Travma, ömrümüz, bedenimizin bütünlüğü, sevdiklerimiz, hayat ve paha sistemlerimiz için önemli tehdit içeren olayların ve durumların bireyde yarattığı ruhsal etkilenmişliği söz eder. Kendini pahalı ve inançta hissetme, dünyayı manalı ve kabul edilebilir görme, başka insanları düzgün ve yardımsever bulma üzere durumlar tehdit altında kalır.
● “Güvende değilim, dünya çok tehlikeli bir yer.”
● “Hiçbir yer benim için inançlı değil.”
● “Benim dünyam acımasız bir dünya ve bu dünyada neler olacağını evvelce kestirmek imkansız.”
● “Kimse yanımda değil ve olmayacak.”
üzere sarsılan inançlar oluşur.
Travma Sonrası Gerilim Bozukluğu ise travmatik olayın yaşanmasından bir aydan sonraki periyotta ortaya çıkar. Kişi olayı şimdiki vakitte daima tekrar ediyormuş üzere yaşar, o sahneler tekrar gözlerinin önünden geçer. Tabi bu durum günlük fonksiyonu epey tesirler. Buna bağlı olarak kişi travmayı hatırlatacak her türlü şeyden uzak durarak kaçınma reaksiyonu geliştirir. Bireyde oluşan “Dünya inançlı bir yer değil, tehlike her an geri gelebilir.” kanısıyla çarçabuk irkilme, küçük şeylere fazla reaksiyon verme ve uykuda bozulma üzere durumlar ortaya çıkar.
Pekala Travmadan Sonra Nasıl İyileşiriz?
Güzelleşme süreci, içinde bulunduğumuz travmatik ruh halini, gerçek adımlarla bir büyüme sürecine dönüştürmektir. Yaşanılan bu tecrübenin hayatla birleştirilip travmanın akabinde hayata devam etmek manasına gelir. Travmaya ve ortaya çıkan değişimlere karşın hayatın denetimini ele almaktır. Bu süreçte danışanın güçlendirilmesi ve yeni bağların yaratılması üzerinde çalışılır. Terapi sürecinde kişi hasar gören inançta hissetme, yeterlilik üzere ruhsal maharetlerini yine geliştirebilir. Kişinin bu devirde etrafından toplumsal dayanak alması da kıymetlidir.

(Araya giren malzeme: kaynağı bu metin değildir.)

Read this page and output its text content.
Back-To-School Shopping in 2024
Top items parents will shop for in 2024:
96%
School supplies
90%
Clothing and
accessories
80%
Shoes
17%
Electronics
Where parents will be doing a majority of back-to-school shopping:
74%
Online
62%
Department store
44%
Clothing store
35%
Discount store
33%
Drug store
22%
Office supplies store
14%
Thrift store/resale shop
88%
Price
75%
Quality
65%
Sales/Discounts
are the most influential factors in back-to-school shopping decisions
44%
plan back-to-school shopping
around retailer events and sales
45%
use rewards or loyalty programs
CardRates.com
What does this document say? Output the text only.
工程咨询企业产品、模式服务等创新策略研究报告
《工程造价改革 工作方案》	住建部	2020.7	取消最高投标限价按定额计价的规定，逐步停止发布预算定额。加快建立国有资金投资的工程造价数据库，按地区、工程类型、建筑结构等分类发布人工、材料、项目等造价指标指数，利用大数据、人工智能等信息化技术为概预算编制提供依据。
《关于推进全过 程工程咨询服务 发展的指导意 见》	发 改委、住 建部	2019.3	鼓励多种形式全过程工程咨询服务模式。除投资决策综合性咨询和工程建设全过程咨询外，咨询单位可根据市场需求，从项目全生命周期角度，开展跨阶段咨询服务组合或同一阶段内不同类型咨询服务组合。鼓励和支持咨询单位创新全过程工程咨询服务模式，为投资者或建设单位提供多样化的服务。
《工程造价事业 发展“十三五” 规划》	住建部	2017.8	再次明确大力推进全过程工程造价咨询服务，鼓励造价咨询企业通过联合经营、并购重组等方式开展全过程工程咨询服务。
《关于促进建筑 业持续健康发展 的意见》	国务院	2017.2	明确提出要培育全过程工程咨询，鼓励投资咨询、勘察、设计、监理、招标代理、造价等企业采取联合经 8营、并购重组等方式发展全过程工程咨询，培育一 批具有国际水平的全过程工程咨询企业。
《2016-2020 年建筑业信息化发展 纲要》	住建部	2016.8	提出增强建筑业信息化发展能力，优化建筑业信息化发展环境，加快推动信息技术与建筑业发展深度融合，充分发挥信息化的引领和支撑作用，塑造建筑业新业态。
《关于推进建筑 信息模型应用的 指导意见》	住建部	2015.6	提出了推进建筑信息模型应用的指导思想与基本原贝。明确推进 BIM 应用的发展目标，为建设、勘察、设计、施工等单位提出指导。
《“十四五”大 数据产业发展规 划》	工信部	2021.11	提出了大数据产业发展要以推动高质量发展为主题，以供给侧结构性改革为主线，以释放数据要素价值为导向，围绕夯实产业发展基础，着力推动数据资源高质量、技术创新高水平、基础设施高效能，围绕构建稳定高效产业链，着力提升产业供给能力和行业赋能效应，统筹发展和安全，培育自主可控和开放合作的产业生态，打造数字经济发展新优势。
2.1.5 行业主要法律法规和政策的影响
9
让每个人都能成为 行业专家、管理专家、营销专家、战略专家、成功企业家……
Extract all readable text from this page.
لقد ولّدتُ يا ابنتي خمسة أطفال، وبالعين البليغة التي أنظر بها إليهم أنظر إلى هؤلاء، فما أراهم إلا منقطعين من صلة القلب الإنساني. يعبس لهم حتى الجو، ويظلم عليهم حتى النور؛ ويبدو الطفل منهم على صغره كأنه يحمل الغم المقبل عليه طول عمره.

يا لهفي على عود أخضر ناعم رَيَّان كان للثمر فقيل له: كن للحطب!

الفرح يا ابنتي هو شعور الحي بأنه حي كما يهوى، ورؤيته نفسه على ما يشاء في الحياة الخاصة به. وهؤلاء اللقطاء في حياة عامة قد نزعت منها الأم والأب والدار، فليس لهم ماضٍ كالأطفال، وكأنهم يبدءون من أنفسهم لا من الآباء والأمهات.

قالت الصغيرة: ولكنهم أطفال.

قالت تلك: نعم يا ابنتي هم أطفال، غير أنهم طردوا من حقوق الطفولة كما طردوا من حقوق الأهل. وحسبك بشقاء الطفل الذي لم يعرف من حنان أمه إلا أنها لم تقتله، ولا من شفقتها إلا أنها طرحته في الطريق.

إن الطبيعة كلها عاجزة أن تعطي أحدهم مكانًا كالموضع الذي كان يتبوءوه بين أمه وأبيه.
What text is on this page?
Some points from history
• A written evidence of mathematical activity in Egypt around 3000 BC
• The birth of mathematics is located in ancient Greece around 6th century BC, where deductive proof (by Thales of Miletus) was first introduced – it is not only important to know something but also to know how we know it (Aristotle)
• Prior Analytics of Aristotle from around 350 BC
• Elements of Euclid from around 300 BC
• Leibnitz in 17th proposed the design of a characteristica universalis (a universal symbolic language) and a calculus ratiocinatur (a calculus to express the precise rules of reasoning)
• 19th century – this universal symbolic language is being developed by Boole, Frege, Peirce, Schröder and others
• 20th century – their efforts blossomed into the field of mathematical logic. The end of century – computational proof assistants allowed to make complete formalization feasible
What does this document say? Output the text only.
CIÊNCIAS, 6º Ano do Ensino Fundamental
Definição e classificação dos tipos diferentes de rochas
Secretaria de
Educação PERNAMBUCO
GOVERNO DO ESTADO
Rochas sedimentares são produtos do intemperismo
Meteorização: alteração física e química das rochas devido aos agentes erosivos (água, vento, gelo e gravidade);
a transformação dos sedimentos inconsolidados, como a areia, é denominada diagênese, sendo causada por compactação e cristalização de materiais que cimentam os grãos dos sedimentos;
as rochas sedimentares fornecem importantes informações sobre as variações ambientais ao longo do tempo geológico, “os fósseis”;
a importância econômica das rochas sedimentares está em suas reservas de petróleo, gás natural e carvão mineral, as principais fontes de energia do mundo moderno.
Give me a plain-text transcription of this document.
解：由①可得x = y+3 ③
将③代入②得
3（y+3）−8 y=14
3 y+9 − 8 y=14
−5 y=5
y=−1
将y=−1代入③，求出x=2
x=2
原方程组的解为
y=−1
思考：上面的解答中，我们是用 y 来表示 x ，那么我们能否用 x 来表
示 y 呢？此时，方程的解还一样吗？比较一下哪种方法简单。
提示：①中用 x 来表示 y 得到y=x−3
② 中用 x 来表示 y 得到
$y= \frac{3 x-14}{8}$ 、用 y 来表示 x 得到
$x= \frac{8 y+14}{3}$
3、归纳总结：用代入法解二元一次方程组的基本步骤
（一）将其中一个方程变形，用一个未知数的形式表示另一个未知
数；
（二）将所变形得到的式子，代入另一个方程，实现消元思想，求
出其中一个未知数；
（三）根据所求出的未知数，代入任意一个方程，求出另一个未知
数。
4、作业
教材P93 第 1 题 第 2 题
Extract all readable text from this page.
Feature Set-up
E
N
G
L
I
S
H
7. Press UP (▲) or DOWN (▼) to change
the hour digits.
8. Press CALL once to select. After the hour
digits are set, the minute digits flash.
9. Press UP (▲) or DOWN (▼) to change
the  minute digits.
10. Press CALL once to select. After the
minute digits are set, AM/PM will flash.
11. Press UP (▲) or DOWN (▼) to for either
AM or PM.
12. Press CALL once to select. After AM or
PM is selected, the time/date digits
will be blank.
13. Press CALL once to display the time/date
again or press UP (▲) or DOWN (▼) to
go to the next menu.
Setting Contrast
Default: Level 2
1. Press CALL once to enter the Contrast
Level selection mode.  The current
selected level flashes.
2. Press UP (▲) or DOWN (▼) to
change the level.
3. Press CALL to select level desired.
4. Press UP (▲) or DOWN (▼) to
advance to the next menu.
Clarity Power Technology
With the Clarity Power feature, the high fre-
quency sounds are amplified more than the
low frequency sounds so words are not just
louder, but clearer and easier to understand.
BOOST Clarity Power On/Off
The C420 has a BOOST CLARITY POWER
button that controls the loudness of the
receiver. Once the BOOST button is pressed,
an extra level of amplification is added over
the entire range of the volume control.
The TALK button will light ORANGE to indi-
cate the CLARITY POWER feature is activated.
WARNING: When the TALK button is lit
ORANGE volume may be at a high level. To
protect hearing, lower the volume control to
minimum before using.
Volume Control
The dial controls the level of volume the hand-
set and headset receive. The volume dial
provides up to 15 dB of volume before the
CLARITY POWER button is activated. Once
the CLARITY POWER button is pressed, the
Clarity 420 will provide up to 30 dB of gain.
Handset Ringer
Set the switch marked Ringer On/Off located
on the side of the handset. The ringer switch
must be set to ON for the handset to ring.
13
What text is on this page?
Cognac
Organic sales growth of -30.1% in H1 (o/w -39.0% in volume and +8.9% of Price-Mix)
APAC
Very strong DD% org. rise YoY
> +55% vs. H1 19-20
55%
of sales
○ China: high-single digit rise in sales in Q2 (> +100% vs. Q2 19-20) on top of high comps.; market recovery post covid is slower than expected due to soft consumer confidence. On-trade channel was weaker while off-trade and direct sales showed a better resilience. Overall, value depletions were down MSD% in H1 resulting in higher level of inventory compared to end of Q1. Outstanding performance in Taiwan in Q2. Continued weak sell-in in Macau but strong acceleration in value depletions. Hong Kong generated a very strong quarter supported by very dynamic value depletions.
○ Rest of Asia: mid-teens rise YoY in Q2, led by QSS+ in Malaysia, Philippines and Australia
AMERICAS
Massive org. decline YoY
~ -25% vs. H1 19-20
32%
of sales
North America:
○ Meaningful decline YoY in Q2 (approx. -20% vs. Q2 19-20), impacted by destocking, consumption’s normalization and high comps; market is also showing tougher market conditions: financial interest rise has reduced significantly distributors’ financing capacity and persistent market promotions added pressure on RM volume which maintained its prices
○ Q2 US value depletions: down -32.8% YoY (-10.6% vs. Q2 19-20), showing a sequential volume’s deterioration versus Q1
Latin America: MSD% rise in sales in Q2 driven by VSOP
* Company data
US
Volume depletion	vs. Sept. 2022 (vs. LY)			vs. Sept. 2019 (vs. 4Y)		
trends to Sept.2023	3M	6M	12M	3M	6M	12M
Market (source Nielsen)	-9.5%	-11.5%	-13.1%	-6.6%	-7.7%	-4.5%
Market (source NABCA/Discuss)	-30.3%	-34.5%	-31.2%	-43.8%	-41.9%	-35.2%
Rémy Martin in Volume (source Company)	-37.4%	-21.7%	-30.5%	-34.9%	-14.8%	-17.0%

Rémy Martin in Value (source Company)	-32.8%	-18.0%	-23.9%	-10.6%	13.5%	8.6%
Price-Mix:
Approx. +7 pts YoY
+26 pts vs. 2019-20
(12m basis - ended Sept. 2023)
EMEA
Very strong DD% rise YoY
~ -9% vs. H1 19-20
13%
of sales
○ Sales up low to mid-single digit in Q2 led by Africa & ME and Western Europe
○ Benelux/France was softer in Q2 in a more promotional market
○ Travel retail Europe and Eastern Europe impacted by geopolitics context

Travma sonrası terapi süreci nasıl ilerler? Terapi süreci daima düzgüne yanlışsız giderek yol almaz, dalgalanmalarla devam eder. Bu süreçte günümüzdeki yahut geçmişteki tahminen de hiç konuşulmamış, şu ana kadar kaçılmış niyetler, derinden etkileyen ağır hisler ortaya çıkar. Nasıl ki bir yaraya pansuman yapılırken canımız yanar lakin güzelleşmesi için bu acının olması gerektiğini biliriz. Terapi de o denli bir süreç, hislerimize pansuman yapmak üzere. Terapide güzelleşme süreci tam da burada başlar. Yani hisleri bastırmak, üstünü örtmek; unuttuğumuzu, derinlere gömdüğümüzü düşündürebilir. Ama ufak bir tetiklenmede tekrar bizi etkileyebilir.
Unutmayalım ki kişinin travmayı ve ruhsal dayanağı kabul etmesi, onu değiştirmek için adım atması zayıflığın değil kuvvetin göstergesidir.